The valuation peaked at $40 billion in 2021, making Canva one of the most valuable private technology companies in the world — and Melanie Perkins one of the wealthiest self-made women on the planet.
More Than a Product Company
What sets Perkins apart from many tech founders is how deliberately she has built Canva as a mission-driven company. She and Obrecht have pledged the majority of their equity to philanthropic causes through the Canva Foundation, inspired in part by the Giving Pledge movement.
Canva has also worked to make design accessible in a deeper sense — offering Canva for Education free to teachers and students globally, and Canva for Nonprofits at no cost to registered charitable organizations. These programs aren’t just good PR; they reflect a genuine belief that the power to communicate visually should not be gatekept by cost or complexity.
The company’s culture has reflected this ethos. Perkins has spoken frequently about building a workplace that is values-led, one where employees are motivated by the mission and not just the paycheck.
The Road Ahead
Canva has continued to evolve well beyond its roots as a template-based design tool. The company has expanded aggressively into presentations, video editing, document creation, and AI-powered design features. Its acquisition strategy has brought in tools like Pexels, Pixabay, and Flourish (a data visualization platform), steadily expanding what “design” means within the Canva ecosystem.
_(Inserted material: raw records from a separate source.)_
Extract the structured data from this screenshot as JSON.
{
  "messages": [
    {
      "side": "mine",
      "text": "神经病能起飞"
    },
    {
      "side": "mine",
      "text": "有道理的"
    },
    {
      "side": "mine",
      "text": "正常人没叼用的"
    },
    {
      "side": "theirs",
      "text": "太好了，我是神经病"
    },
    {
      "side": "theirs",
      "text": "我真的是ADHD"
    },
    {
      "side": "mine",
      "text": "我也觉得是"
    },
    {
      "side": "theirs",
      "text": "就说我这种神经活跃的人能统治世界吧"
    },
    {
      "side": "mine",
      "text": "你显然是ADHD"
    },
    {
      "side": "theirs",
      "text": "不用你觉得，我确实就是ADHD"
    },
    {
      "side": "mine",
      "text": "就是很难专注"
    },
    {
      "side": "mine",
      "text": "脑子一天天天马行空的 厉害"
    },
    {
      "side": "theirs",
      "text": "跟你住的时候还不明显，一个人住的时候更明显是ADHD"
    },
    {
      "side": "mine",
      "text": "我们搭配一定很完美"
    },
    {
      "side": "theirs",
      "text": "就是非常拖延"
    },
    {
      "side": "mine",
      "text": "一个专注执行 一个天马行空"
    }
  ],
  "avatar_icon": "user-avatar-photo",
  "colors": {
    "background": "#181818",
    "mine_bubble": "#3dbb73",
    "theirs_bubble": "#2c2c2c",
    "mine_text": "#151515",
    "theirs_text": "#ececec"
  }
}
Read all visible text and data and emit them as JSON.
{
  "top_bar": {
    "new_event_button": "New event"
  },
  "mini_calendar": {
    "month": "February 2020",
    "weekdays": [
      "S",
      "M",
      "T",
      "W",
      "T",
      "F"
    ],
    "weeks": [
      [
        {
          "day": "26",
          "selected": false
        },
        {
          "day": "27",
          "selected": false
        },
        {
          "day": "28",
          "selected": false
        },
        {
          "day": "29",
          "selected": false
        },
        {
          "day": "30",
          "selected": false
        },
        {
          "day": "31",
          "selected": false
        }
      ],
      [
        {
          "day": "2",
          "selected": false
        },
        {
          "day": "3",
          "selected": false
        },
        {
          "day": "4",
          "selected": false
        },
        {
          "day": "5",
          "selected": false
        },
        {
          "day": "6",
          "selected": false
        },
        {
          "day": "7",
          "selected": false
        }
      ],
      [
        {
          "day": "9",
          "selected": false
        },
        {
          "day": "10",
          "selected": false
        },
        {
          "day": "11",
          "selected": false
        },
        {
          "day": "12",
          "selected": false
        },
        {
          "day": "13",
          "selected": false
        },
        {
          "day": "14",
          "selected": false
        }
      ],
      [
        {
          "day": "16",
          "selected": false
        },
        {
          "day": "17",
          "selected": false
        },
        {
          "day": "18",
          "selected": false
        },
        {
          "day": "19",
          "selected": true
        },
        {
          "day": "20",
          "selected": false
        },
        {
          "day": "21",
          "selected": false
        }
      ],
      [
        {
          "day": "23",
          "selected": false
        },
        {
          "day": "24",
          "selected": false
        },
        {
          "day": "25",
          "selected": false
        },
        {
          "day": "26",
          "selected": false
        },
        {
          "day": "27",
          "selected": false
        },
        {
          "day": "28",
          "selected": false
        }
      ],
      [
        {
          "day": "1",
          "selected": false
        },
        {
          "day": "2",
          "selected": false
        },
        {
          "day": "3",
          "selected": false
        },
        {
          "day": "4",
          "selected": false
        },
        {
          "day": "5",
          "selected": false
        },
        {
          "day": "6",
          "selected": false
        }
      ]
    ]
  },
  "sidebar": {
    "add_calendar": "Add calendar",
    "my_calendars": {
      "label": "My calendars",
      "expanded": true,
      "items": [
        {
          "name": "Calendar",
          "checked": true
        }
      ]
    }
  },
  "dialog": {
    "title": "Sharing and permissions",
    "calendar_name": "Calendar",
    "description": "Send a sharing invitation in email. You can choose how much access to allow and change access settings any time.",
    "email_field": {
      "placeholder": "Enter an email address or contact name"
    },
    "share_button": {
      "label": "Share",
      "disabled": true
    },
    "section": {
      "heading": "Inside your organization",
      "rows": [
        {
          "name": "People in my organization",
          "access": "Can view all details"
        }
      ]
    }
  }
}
The long-term vision Perkins has articulated is even grander: to become the operating system for visual communication in the way that Microsoft Office became the operating system for office productivity. In a world where every brand, creator, educator, and organization needs to communicate visually — across social media, email, video, print, and beyond — that is not a small ambition.
What Melanie Perkins Teaches Us
There is no shortage of startup success stories, but Melanie Perkins’ journey stands out for a few reasons. She started with a real problem she’d experienced herself. She validated the idea at a small scale before swinging for the global market. She absorbed over a hundred rejections without abandoning the core vision. And she built a company where financial success and social purpose are treated as complements rather than contradictions.
The story of Canva is, at its heart, the story of a young woman from Perth who decided that the way the world approached design was broken — and then spent the better part of a decade proving everyone who disagreed with her wrong.
That stubbornness, it turns out, was her greatest design.
Melanie Perkins serves as CEO and co-founder of Canva. The company is headquartered in Sydney, Australia, and operates globally across more than 190 countries.